Condizioni e limiti del governo veneto di terraferma Con i sistema di governo della terraferma veneta: Venne bloccata l’ascesa di famiglie-lignaggi (élites di periferia) verso il centro, tramite il ricorso ai consueti canali statali (amministrativi e giudiziari) disposti secondo una scala gerarchica (carriere), o tramite l’avvicinamento-inserimento nella corte del Principe. Si verificò di conseguenza una sclerotizzazione culturale del ceto dirigente lagunare, privo di ricambio ed arroccato sulle proprie tradizioni e sulla conservazione dei propri privilegi di status. Si rafforzò la vocazione municipalistica (autosufficienza) dei centri urbana della Terraferma, indotti a non integrarsi fra loro e in un sistema statuale più ampio. Venne bloccata, nella cultura delle élites della Terraferma, la formazione di una concezione etica dello Stato, in grado di coniugare le tensioni personali con un superiore interesse generale.

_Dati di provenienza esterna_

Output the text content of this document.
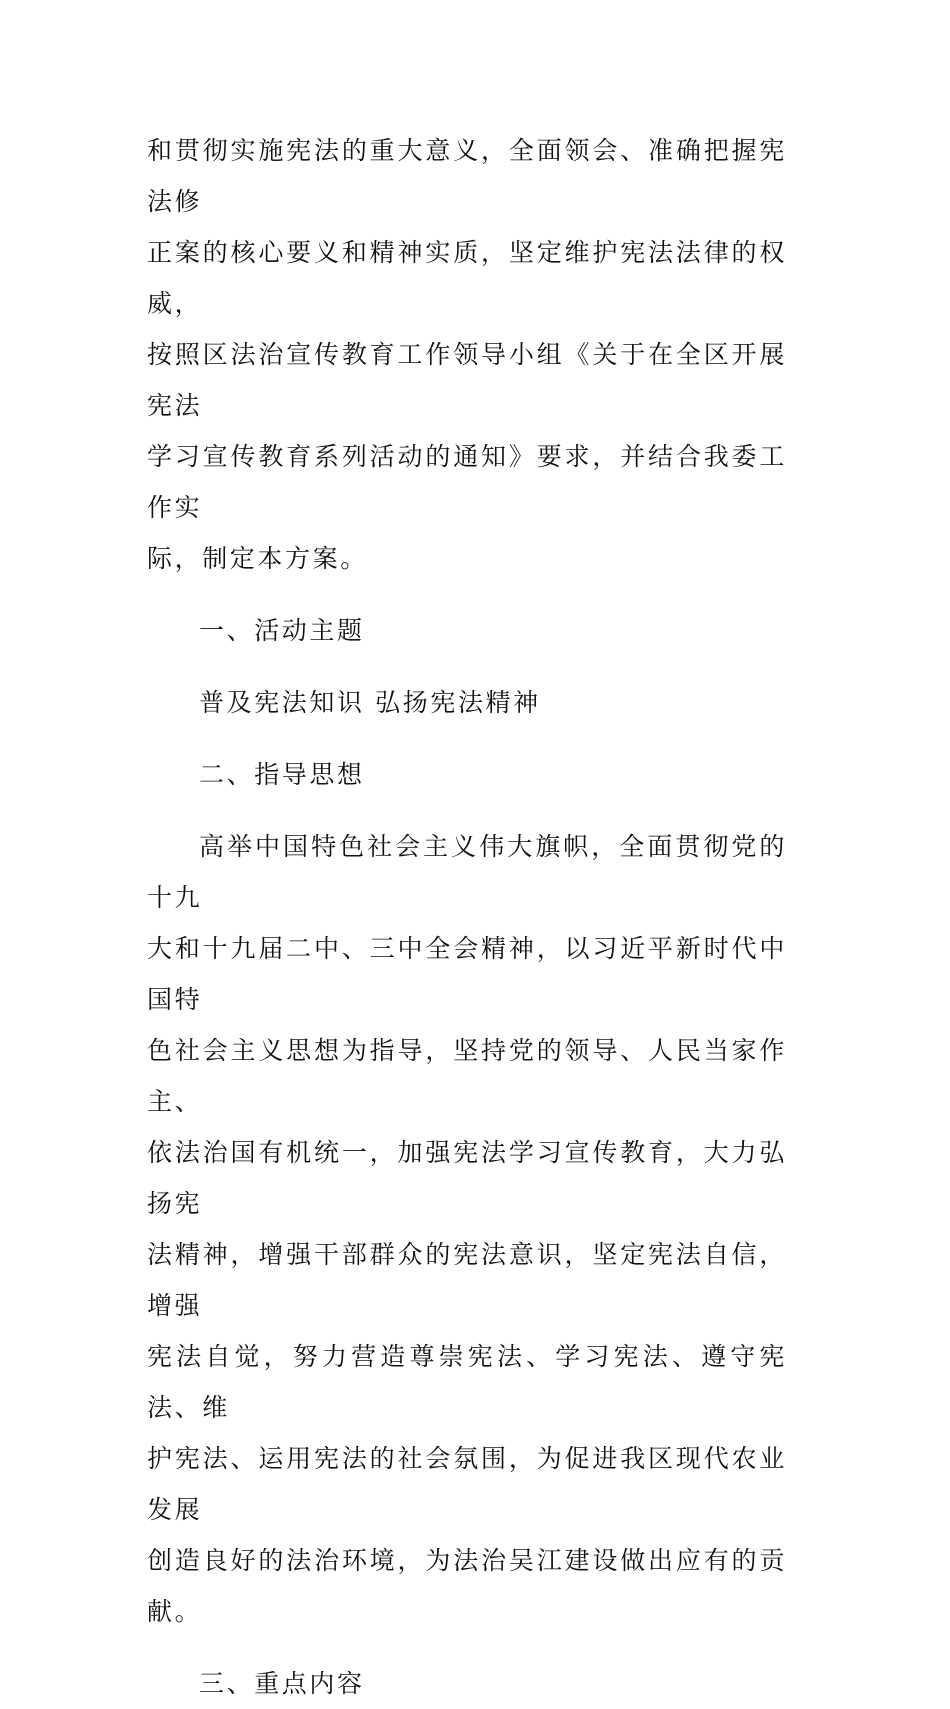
和贯彻实施宪法的重大意义，全面领会、准确把握宪法修
正案的核心要义和精神实质，坚定维护宪法法律的权威，
按照区法治宣传教育工作领导小组《关于在全区开展宪法
学习宣传教育系列活动的通知》要求，并结合我委工作实
际，制定本方案。
一、活动主题
普及宪法知识 弘扬宪法精神
二、指导思想
高举中国特色社会主义伟大旗帜，全面贯彻党的十九
大和十九届二中、三中全会精神，以习近平新时代中国特
色社会主义思想为指导，坚持党的领导、人民当家作主、
依法治国有机统一，加强宪法学习宣传教育，大力弘扬宪
法精神，增强干部群众的宪法意识，坚定宪法自信，增强
宪法自觉，努力营造尊崇宪法、学习宪法、遵守宪法、维
护宪法、运用宪法的社会氛围，为促进我区现代农业发展
创造良好的法治环境，为法治吴江建设做出应有的贡献。
三、重点内容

Condizioni e limiti del governo veneto di terraferma Venne incentivata una spiccata conflittualità tra corpi e ceti (patriziato veneziano/patriziati locali/nobiltà locali/feudalità/consigli/comunità, ecc.), dissimile da quella presente in altre realtà. Non si configurò mai una figura simbolo (il sovrano) in grado di costituirsi come punto di riferimento non solo della città dominante, ma di tutto lo Stato. Consentì il costituirsi di un particolare rapporto fra Stato (particolare) e Chiesa (universale) consentendo alla Chiesa e alle sue istituzioni di rappresentare un momento unificante per la società veneta, anche a livello di formazione delle élites (carriere e mobilità dalla periferia al centro, in direzione di Roma). Accentuò il divario culturale tra città e campagna, confermando la dimensione fortemente municipalistica del mondo rurale. Accentuò la fisionomia tradizionale delle istituzioni cittadine e la conservazione dei particolarismi. Intensificò nei rapporti centro-periferia le relazioni informali legate al patronato e alle clientele a scapito delle relazioni formalizzate all’interno dei canali statuali.